Consider the following inequalities: \begin{equation*} \sqrt { -3x+1 } + \sqrt {6x+1} \lt \sqrt {3x+4}, \\ \sqrt { -6x+10 } + \sqrt {-x+2} \gt \sqrt {4x+5}. \end{equation*}
Attempt at a solution; after performing all the standard actions, I got: $\frac 16\lt x \le\frac 13 $ or $\frac {-1}{6}\le x \lt 0 $, for first inequality, and: $\frac {-34}{97}\lt x \lt 1 $ for the second.
Official results state however: $\frac {-1}{6}\le x \lt 0 $ for first inequality, and $\frac {-5}{4}\le x \lt 1 $ for the second.
What was my mistake?
I premise you find this matter in every precalculus textbook.

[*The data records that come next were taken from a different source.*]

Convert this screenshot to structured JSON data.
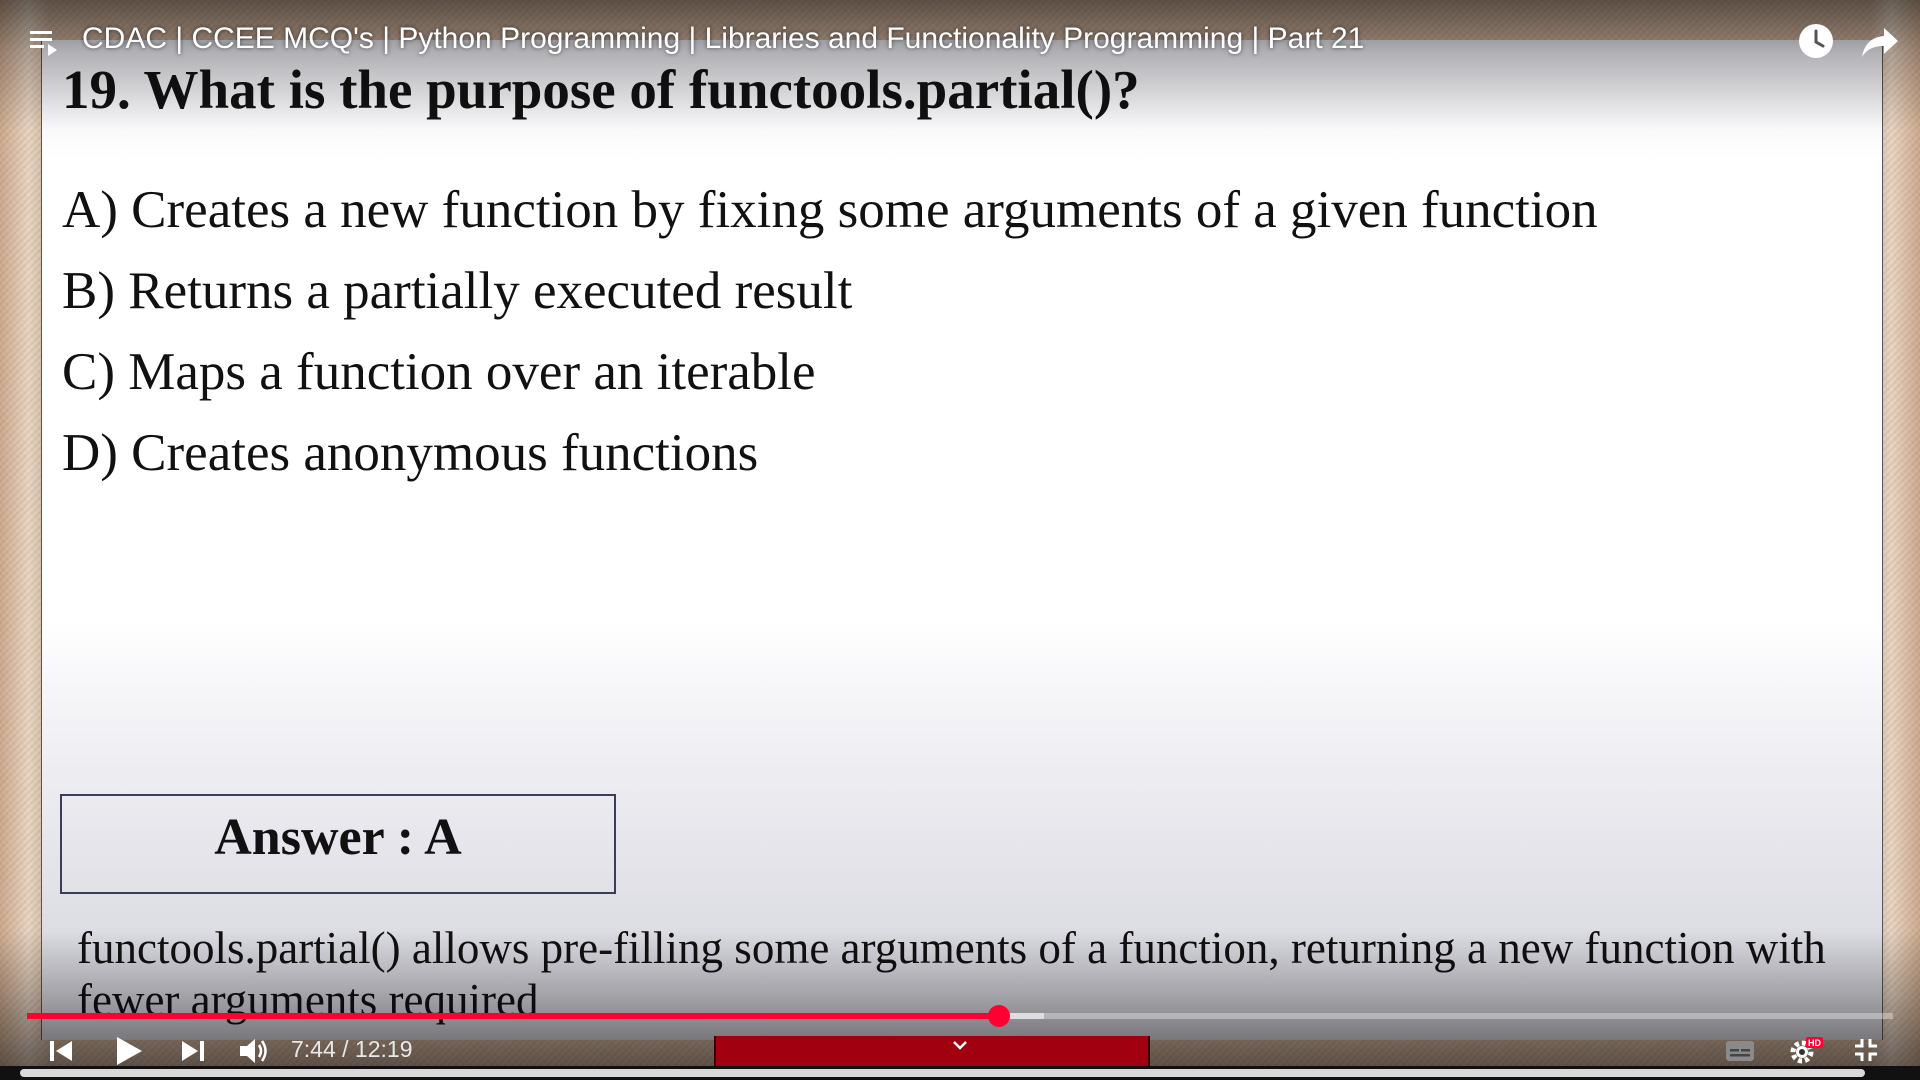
{
  "player": {
    "title": "CDAC | CCEE MCQ's | Python Programming | Libraries and Functionality Programming | Part 21",
    "time_current": "7:44",
    "time_total": "12:19",
    "time_display": "7:44 / 12:19",
    "played_fraction": 0.5209,
    "buffered_fraction": 0.5451,
    "hd_badge": "HD",
    "accent_color": "#ff0033"
  },
  "slide": {
    "question": "19. What is the purpose of  functools.partial()?",
    "options": [
      "A) Creates a new function by fixing some arguments of  a given function",
      "B) Returns a partially executed result",
      "C) Maps a function over an iterable",
      "D) Creates anonymous functions"
    ],
    "answer": "Answer : A",
    "explanation": "functools.partial() allows pre-filling some arguments of  a function, returning a new function with fewer arguments required"
  },
  "icons": [
    "playlist-icon",
    "watch-later-icon",
    "share-icon",
    "previous-icon",
    "play-icon",
    "next-icon",
    "volume-icon",
    "chevron-down-icon",
    "subtitles-icon",
    "settings-icon",
    "exit-fullscreen-icon"
  ]
}
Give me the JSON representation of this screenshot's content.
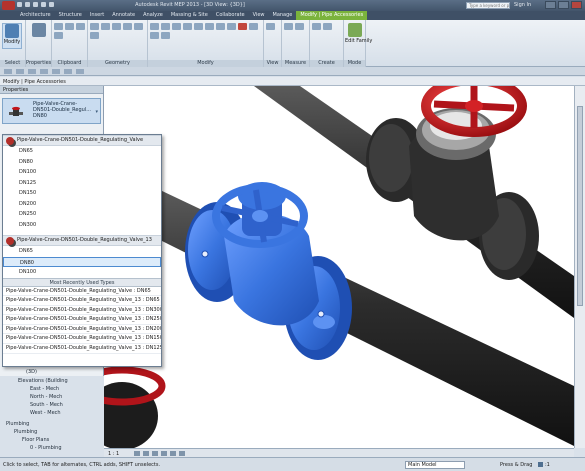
{
  "window": {
    "title": "Autodesk Revit MEP 2013 - [3D View: {3D}]",
    "help_search_placeholder": "Type a keyword or phrase",
    "signin_label": "Sign In"
  },
  "ribbon_tabs": [
    "Architecture",
    "Structure",
    "Insert",
    "Annotate",
    "Analyze",
    "Massing & Site",
    "Collaborate",
    "View",
    "Manage",
    "Modify | Pipe Accessories"
  ],
  "ribbon_panels": {
    "select": "Select",
    "properties": "Properties",
    "clipboard": "Clipboard",
    "geometry": "Geometry",
    "modify": "Modify",
    "view": "View",
    "measure": "Measure",
    "create": "Create",
    "mode": "Mode",
    "modify_button": "Modify",
    "edit_family_button": "Edit Family"
  },
  "context_label": "Modify | Pipe Accessories",
  "properties": {
    "header": "Properties",
    "type_selector": "Pipe-Valve-Crane-DN501-Double_Regul... DN80",
    "dropdown_arrow": "▾"
  },
  "type_dropdown": {
    "families": [
      {
        "name": "Pipe-Valve-Crane-DN501-Double_Regulating_Valve",
        "sizes": [
          "DN65",
          "DN80",
          "DN100",
          "DN125",
          "DN150",
          "DN200",
          "DN250",
          "DN300"
        ]
      },
      {
        "name": "Pipe-Valve-Crane-DN501-Double_Regulating_Valve_13",
        "sizes": [
          "DN65",
          "DN80",
          "DN100"
        ]
      }
    ],
    "mru_header": "Most Recently Used Types",
    "mru_items": [
      "Pipe-Valve-Crane-DN501-Double_Regulating_Valve : DN65",
      "Pipe-Valve-Crane-DN501-Double_Regulating_Valve_13 : DN65",
      "Pipe-Valve-Crane-DN501-Double_Regulating_Valve_13 : DN300",
      "Pipe-Valve-Crane-DN501-Double_Regulating_Valve_13 : DN250",
      "Pipe-Valve-Crane-DN501-Double_Regulating_Valve_13 : DN200",
      "Pipe-Valve-Crane-DN501-Double_Regulating_Valve_13 : DN150",
      "Pipe-Valve-Crane-DN501-Double_Regulating_Valve_13 : DN125"
    ]
  },
  "browser_tree": {
    "items": [
      "(3D)",
      "Elevations (Building",
      "East - Mech",
      "North - Mech",
      "South - Mech",
      "West - Mech",
      "Plumbing",
      "Plumbing",
      "Floor Plans",
      "0 - Plumbing"
    ]
  },
  "view_control": {
    "scale": "1 : 1"
  },
  "status": {
    "message": "Click to select, TAB for alternates, CTRL adds, SHIFT unselects.",
    "workset": "Main Model",
    "press_drag": "Press & Drag",
    "filter_count": ":1"
  },
  "colors": {
    "accent_context_tab": "#7bb33c",
    "valve_selected": "#3a75e0",
    "handwheel": "#c0161b",
    "pipe": "#3a3a3a"
  }
}
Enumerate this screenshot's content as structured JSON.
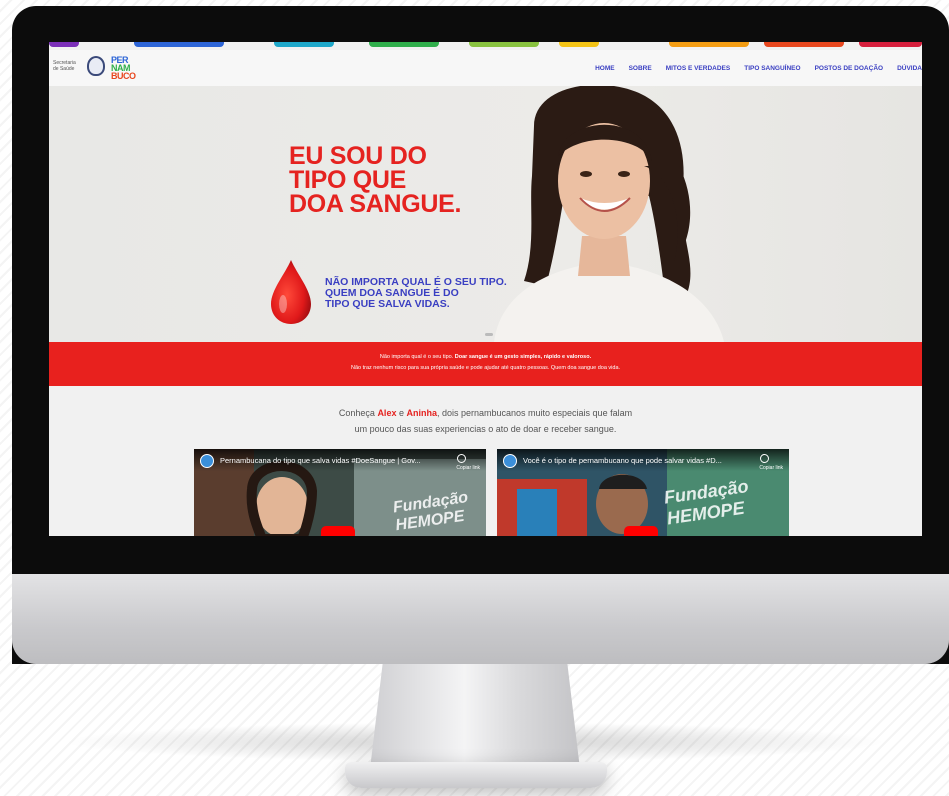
{
  "header": {
    "secretaria": "Secretaria de Saúde",
    "logo_lines": [
      "PER",
      "NAM",
      "BUCO"
    ],
    "nav": [
      "HOME",
      "SOBRE",
      "MITOS E VERDADES",
      "TIPO SANGUÍNEO",
      "POSTOS DE DOAÇÃO",
      "DÚVIDA"
    ]
  },
  "hero": {
    "headline": [
      "EU SOU DO",
      "TIPO QUE",
      "DOA SANGUE."
    ],
    "tagline": [
      "NÃO IMPORTA QUAL É O SEU TIPO.",
      "QUEM DOA SANGUE É DO",
      "TIPO QUE SALVA VIDAS."
    ]
  },
  "band": {
    "line1_a": "Não importa qual é o seu tipo. ",
    "line1_b": "Doar sangue é um gesto simples, rápido e valoroso.",
    "line2": "Não traz nenhum risco para sua própria saúde e pode ajudar até quatro pessoas. Quem doa sangue doa vida."
  },
  "intro": {
    "p1": "Conheça ",
    "name1": "Alex",
    "p2": " e ",
    "name2": "Aninha",
    "p3": ", dois pernambucanos muito especiais que falam",
    "line2": "um pouco das suas experiencias o ato de doar e receber sangue."
  },
  "videos": [
    {
      "title": "Pernambucana do tipo que salva vidas #DoeSangue | Gov...",
      "copy": "Copiar link",
      "sign": "Fundação HEMOPE"
    },
    {
      "title": "Você é o tipo de pernambucano que pode salvar vidas #D...",
      "copy": "Copiar link",
      "sign": "Fundação HEMOPE"
    }
  ],
  "colors": {
    "red": "#e52320",
    "blue": "#3a3fc2",
    "band_red": "#e8211e"
  }
}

About the second inequality:
The point is that the set of the solutions of $$\sqrt A>B$$ is given by the union of the sets of the solutions of the two systems $$\begin {cases} A \ge 0 \\ \\ B<0 \end {cases}\quad ,\quad \begin {cases} B \ge 0 \\ \\ A>B^2 \end {cases}$$
Use this after the first squaring.
Of course at the start you must find the set of the admissible solutions, solving $$\begin {cases} -6x+10 \ge 0 \\ \\ -x+2 \ge 0 \\ \\ 4x+5 \ge 0 \end {cases}$$
There is no problem with the first squaring because the two sides, where they exist, are not negative.
About the first inequality: $$\sqrt A<B \quad \rightarrow \quad \begin {cases} A \ge 0 \\ \\ B>0 \\ \\ A<B^2\end {cases}$$
addendum (for the second inequality):
The set of the admissible solutions is $$\left[-\frac 5{4},\frac 5{3}\right]$$
The sets of the solutions of the two systems are $$\left]-\infty,\frac 7{11}\right[ \quad,\quad \left[-\frac 7{11},1\right[$$
Therefore their union is $$\left]-\infty,1\right[$$
The intersection of the latter and the set of the admissible solutions is the solution set.